Однако Александр Островский вглядывался в действительную жизнь московских купцов более трезво и беспристрастно. Именно Островский первым в русской литературе открывал читателю и театральному зрителю еще никем до него не освещенный неромантический и, казалось бы, никому не интересный мир «Таганки и Якиманки». Друг Островского, тоже привлеченный им к «Молодой редакции», писатель Писемский считал эти улицы самыми типичными для купеческой Москвы. Да, правду сказать, и у самого Погодина была купеческая хватка в делах материальных! Как мучительно бывало для Островского вымаливание каждого гроша из тех гонораров, что причитались ему от «Москвитянина»! Письма той поры полны унизительных просьб о каждой копейке… «У меня нет ни копейки денег! Взять мне не у кого! А занимать я не умею… Я должен по дому руб. 50 серебром, и это меня мучает и не дает мне минуты покою…» (письмо Островского Погодину, август 1850 года).

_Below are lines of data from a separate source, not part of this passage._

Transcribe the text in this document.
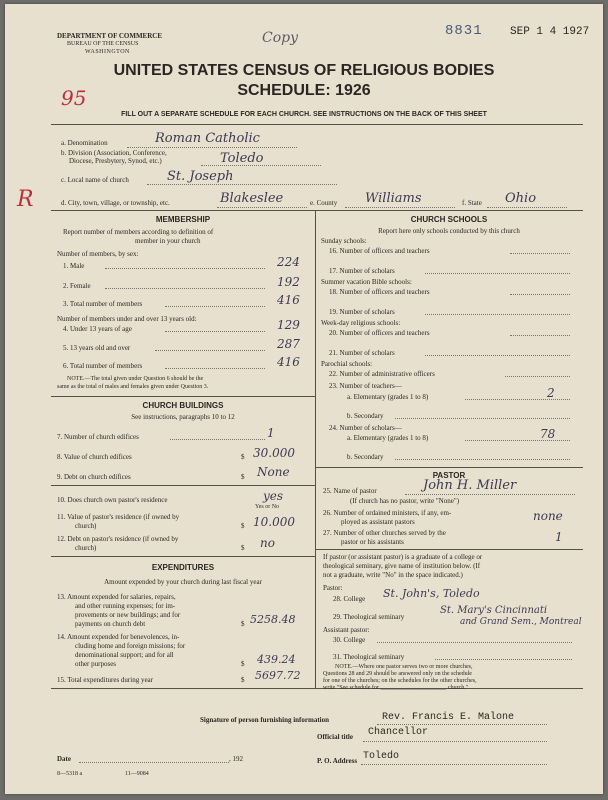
DEPARTMENT OF COMMERCE
BUREAU OF THE CENSUS
WASHINGTON
Copy	8831 SEP 1 4 1927
UNITED STATES CENSUS OF RELIGIOUS BODIES
SCHEDULE: 1926
95
FILL OUT A SEPARATE SCHEDULE FOR EACH CHURCH. SEE INSTRUCTIONS ON THE BACK OF THIS SHEET
a. Denomination	Roman Catholic
b. Division (Association, Conference,
Diocese, Presbytery, Synod, etc.)	Toledo
c. Local name of church	St. Joseph
R	d. City, town, village, or township, etc.	Blakeslee	e. County Williams	f. State Ohio
MEMBERSHIP
Report number of members according to definition of
member in your church
Number of members, by sex:
1. Male	224
2. Female	192
3. Total number of members	416
Number of members under and over 13 years old:
4. Under 13 years of age	129
5. 13 years old and over	287
6. Total number of members	416
NOTE.—The total given under Question 6 should be the
same as the total of males and females given under Question 3.
CHURCH BUILDINGS
See instructions, paragraphs 10 to 12
7. Number of church edifices	1
8. Value of church edifices	$ 30.000
9. Debt on church edifices	$ None
10. Does church own pastor's residence	yes
Yes or No
11. Value of pastor's residence (if owned by
church)	$ 10.000
12. Debt on pastor's residence (if owned by
church)	$ no
EXPENDITURES
Amount expended by your church during last fiscal year
13. Amount expended for salaries, repairs,
and other running expenses; for im-
provements or new buildings; and for
payments on church debt	$ 5258.48
14. Amount expended for benevolences, in-
cluding home and foreign missions; for
denominational support; and for all
other purposes	$ 439.24
15. Total expenditures during year	$ 5697.72
CHURCH SCHOOLS
Report here only schools conducted by this church
Sunday schools:
16. Number of officers and teachers
17. Number of scholars
Summer vacation Bible schools:
18. Number of officers and teachers
19. Number of scholars
Week-day religious schools:
20. Number of officers and teachers
21. Number of scholars
Parochial schools:
22. Number of administrative officers
23. Number of teachers—
a. Elementary (grades 1 to 8)	2
b. Secondary
24. Number of scholars—
a. Elementary (grades 1 to 8)	78
b. Secondary
PASTOR
25. Name of pastor	John H. Miller
(If church has no pastor, write "None")
26. Number of ordained ministers, if any, em-
ployed as assistant pastors	none
27. Number of other churches served by the
pastor or his assistants	1
If pastor (or assistant pastor) is a graduate of a college or
theological seminary, give name of institution below. (If
not a graduate, write "No" in the space indicated.)
Pastor:
28. College St. John's, Toledo
29. Theological seminary
St. Mary's Cincinnati
and Grand Sem., Montreal
Assistant pastor:
30. College
31. Theological seminary
NOTE.—Where one pastor serves two or more churches,
Questions 28 and 29 should be answered only on the schedule
for one of the churches; on the schedules for the other churches,
write "See schedule for ______________________ church."
Signature of person furnishing information	Rev. Francis E. Malone
Official title Chancellor
Date	, 192	P. O. Address Toledo
8—5318 a	11—9084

Жизненный опыт, особенно служба в судах, открыл молодому драматургу много неприглядного в купеческом Замоскворечье. Лишь в ранних пьесах под влиянием друзей по «Москвитянину» Тертия Филиппова и Аполлона Григорьева драматург Островский создавал подчас образы почти иконописных стариков, на славянофильский вкус, вроде доброго купца Русакова в «Не в свои сани не садись» или патриархального седобородого Агафона в «Не так живи, как хочется». В более зрелых вещах Островский от такой идеализации героев отказывается. Он следует самой жизни, собственным наблюдениям над нею. Темное царство сундуков и лавок, жульнических махинаций и ловкого надувательства, мир ханжества и жестокости предстает зрителю в истинном свете. Неприглядный этот мир без прикрас представлен и в «Бедной невесте», и в «Доходном месте», и в «Свои люди — сочтемся», и в зреющем замысле «Грозы»…
Но… тогда позволительно спросить: каковы же надежды такого автора в отношении будущности собственного народа? В чем он сам-то видит спасение народного сознания, национального достоинства, основ государственности от угрозы оскудения? Как же защитить Россию от злых торгашей, чиновников-взяточников и жестоких самодуров? Верит ли Островский в свой народ? Да любит ли он его вообще, коли рисует в столь мрачном свете и купцов, и чинуш, и жуликоватых дворянчиков?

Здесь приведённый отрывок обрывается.